For me, one of the most surprising aspects of Jackie’s role in the dialysis center was in regards to medications. She is very involved in the management and titration of each patient’s medication dose, often speaking to the doctor and the charge nurse about adjustments to make. We spent a lot of time each day reviewing patients’ lab results and comparing them to the corresponding medication trend. I hadn’t been expecting to have such an in-depth discussion of medications and the effects they have on patients, but it was very refreshing and a welcome challenge.
Since the dialysis center is only open to patients on Monday, Wednesday, and Friday, I spent the day Thursday creating a bulletin board for the treatment area. The board itself hangs over the floor scale by the door, and almost all of the patient chairs face it. My topic of choice was bone health, with an emphasis on phosphorus, due to the high number of patients that went above the target range for their phosphorus lab values during their last blood draw. The board I designed consisted of an explanation of end-stage renal disease, the dialysis process, high and low phosphorus foods with corresponding pictures, how to control phosphorus levels in the body, consequences of high phosphorus levels regarding calcium movement, and the target ranges for phosphorus, potassium, and calcium. I also included a great visual of the various medications patients are taking through FreseniusRX, the Fresenius Pharmacy.
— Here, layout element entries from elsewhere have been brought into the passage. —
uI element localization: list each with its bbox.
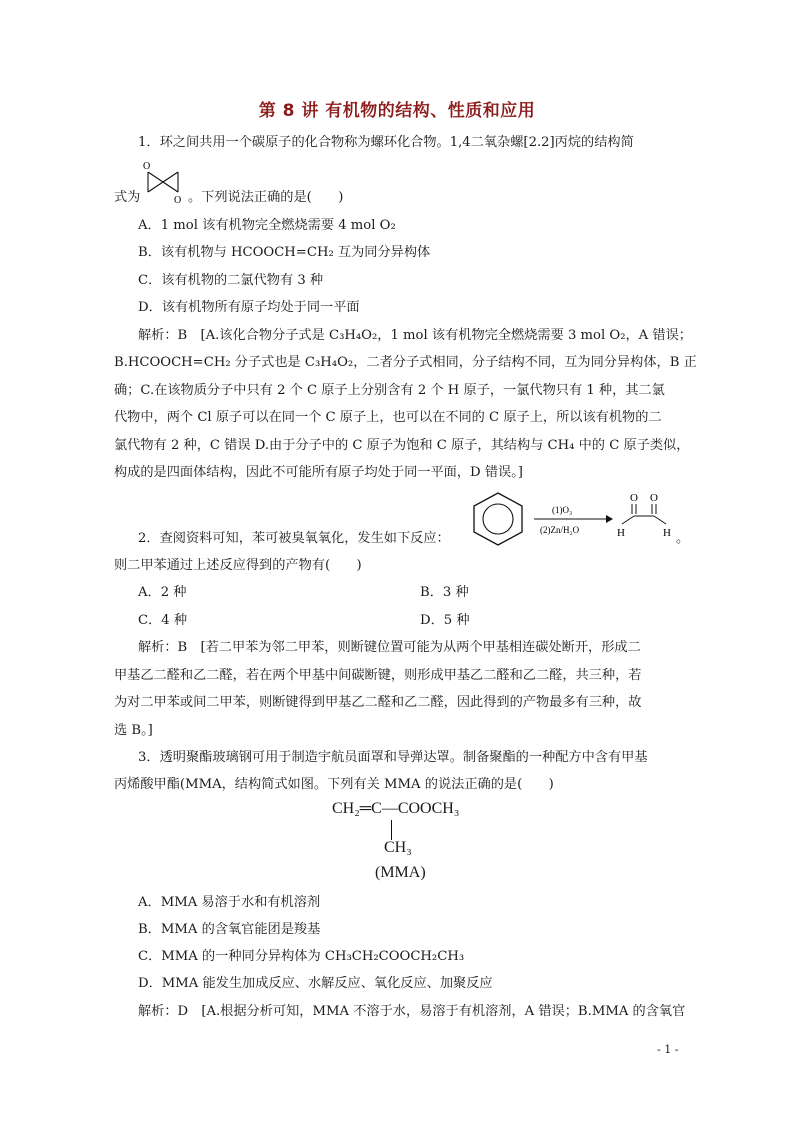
q1-answer-line3: 确；C.在该物质分子中只有 2 个 C 原子上分别含有 2 个 H 原子，一氯代物只有 1 种，其二氯 <box>114 383 665 398</box>
q1-option-d: D．该有机物所有原子均处于同一平面 <box>138 300 360 315</box>
q3-stem-line2: 丙烯酸甲酯(MMA，结构简式如图。下列有关 MMA 的说法正确的是( ) <box>114 777 554 792</box>
q1-answer-line1: 解析：B [A.该化合物分子式是 C₃H₄O₂，1 mol 该有机物完全燃烧需要 3 mol O₂，A 错误； <box>138 328 692 343</box>
q2-stem-line2: 则二甲苯通过上述反应得到的产物有( ) <box>114 558 362 573</box>
q1-answer-line6: 构成的是四面体结构，因此不可能所有原子均处于同一平面，D 错误。] <box>114 465 523 480</box>
mma-formula-methyl: CH₃ <box>384 839 412 856</box>
product-atom-h2: H <box>663 527 671 539</box>
reaction-arrow-head <box>606 515 613 523</box>
q2-option-b: B．3 种 <box>420 585 469 600</box>
q2-option-a: A．2 种 <box>138 585 187 600</box>
q2-answer-line3: 为对二甲苯或间二甲苯，则断键得到甲基乙二醛和乙二醛，因此得到的产物最多有三种，故 <box>114 695 642 710</box>
q1-answer-line2: B.HCOOCH=CH₂ 分子式也是 C₃H₄O₂，二者分子式相同，分子结构不同，互为同分异构体，B 正 <box>114 355 697 370</box>
q2-option-c: C．4 种 <box>138 613 188 628</box>
reagent-step2: (2)Zn/H₂O <box>540 525 580 535</box>
spiro-structure-diagram <box>140 158 188 206</box>
q3-option-b: B．MMA 的含氧官能团是羧基 <box>138 922 321 937</box>
page-number: - 1 - <box>657 1043 679 1056</box>
mma-methyl-bond <box>391 820 392 840</box>
q1-option-a: A．1 mol 该有机物完全燃烧需要 4 mol O₂ <box>138 218 396 233</box>
struct-atom-o2: O <box>174 195 182 206</box>
benzene-ozonolysis-scheme <box>466 488 682 550</box>
benzene-ring <box>474 493 522 545</box>
q2-answer-line2: 甲基乙二醛和乙二醛，若在两个甲基中间碳断键，则形成甲基乙二醛和乙二醛，共三种，若 <box>114 668 642 683</box>
q2-stem-line1-end: 。 <box>676 531 690 546</box>
q3-stem-line1: 3．透明聚酯玻璃钢可用于制造宇航员面罩和导弹达罩。制备聚酯的一种配方中含有甲基 <box>138 750 648 765</box>
q1-stem-line1: 1．环之间共用一个碳原子的化合物称为螺环化合物。1,4二氧杂螺[2.2]丙烷的结构简 <box>138 135 634 150</box>
q3-option-a: A．MMA 易溶于水和有机溶剂 <box>138 895 321 910</box>
q1-answer-line5: 氯代物有 2 种，C 错误 D.由于分子中的 C 原子为饱和 C 原子，其结构与 CH₄ 中的 C 原子类似， <box>114 438 690 453</box>
q1-stem-line2-suffix: 。下列说法正确的是( ) <box>188 190 344 205</box>
product-atom-o1: O <box>630 492 638 504</box>
q3-option-d: D．MMA 能发生加成反应、水解反应、氧化反应、加聚反应 <box>138 976 493 991</box>
struct-atom-o1: O <box>143 161 151 172</box>
q2-answer-line4: 选 B。] <box>114 723 153 738</box>
reagent-step1: (1)O₃ <box>552 505 573 515</box>
q3-option-c: C．MMA 的一种同分异构体为 CH₃CH₂COOCH₂CH₃ <box>138 949 465 964</box>
page-title: 第 8 讲 有机物的结构、性质和应用 <box>258 101 536 121</box>
q3-answer-line1: 解析：D [A.根据分析可知，MMA 不溶于水，易溶于有机溶剂，A 错误；B.MMA 的含氧官 <box>138 1004 686 1019</box>
q1-stem-line2-prefix: 式为 <box>114 190 141 205</box>
mma-formula-label: (MMA) <box>375 864 426 881</box>
q1-option-b: B．该有机物与 HCOOCH=CH₂ 互为同分异构体 <box>138 245 431 260</box>
q1-answer-line4: 代物中，两个 Cl 原子可以在同一个 C 原子上，也可以在不同的 C 原子上，所以该有机物的二 <box>114 410 662 425</box>
q1-option-c: C．该有机物的二氯代物有 3 种 <box>138 273 324 288</box>
q2-option-d: D．5 种 <box>420 613 470 628</box>
product-atom-h1: H <box>617 527 625 539</box>
product-atom-o2: O <box>650 492 658 504</box>
q2-stem-line1: 2．查阅资料可知，苯可被臭氧氧化，发生如下反应： <box>138 531 450 546</box>
mma-formula-main: CH₂═C—COOCH₃ <box>332 800 460 817</box>
benzene-aromatic-circle <box>483 504 513 534</box>
q2-answer-line1: 解析：B [若二甲苯为邻二甲苯，则断键位置可能为从两个甲基相连碳处断开，形成二 <box>138 640 641 655</box>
During our patient rounds on Friday morning, Jackie encouraged me to speak with each patient about the new information available to them. Many of the patients were excited to have a change in the treatment room and thanked me for taking the time to provide them with the material. They especially loved the purple background, which had been green for several years. It was nice to see my work noticed and appreciated, and to hear that it actually made a difference for the patients.
The renal rotation was a very valuable experience, and I hope to one day work in a dialysis center as a dietitian. There is a very close-knit, family-like relationship amongst the staff and patients, where everyone knows everyone. I greatly enjoyed my time with such a wonderful group of people. I can understand now why the work of renal dietitians wasn’t heavily emphasized during undergrad- it wouldn’t have done the role justice. The unique interpersonal environment is what makes the dialysis center stand out, more so than at any other rotation I have been in.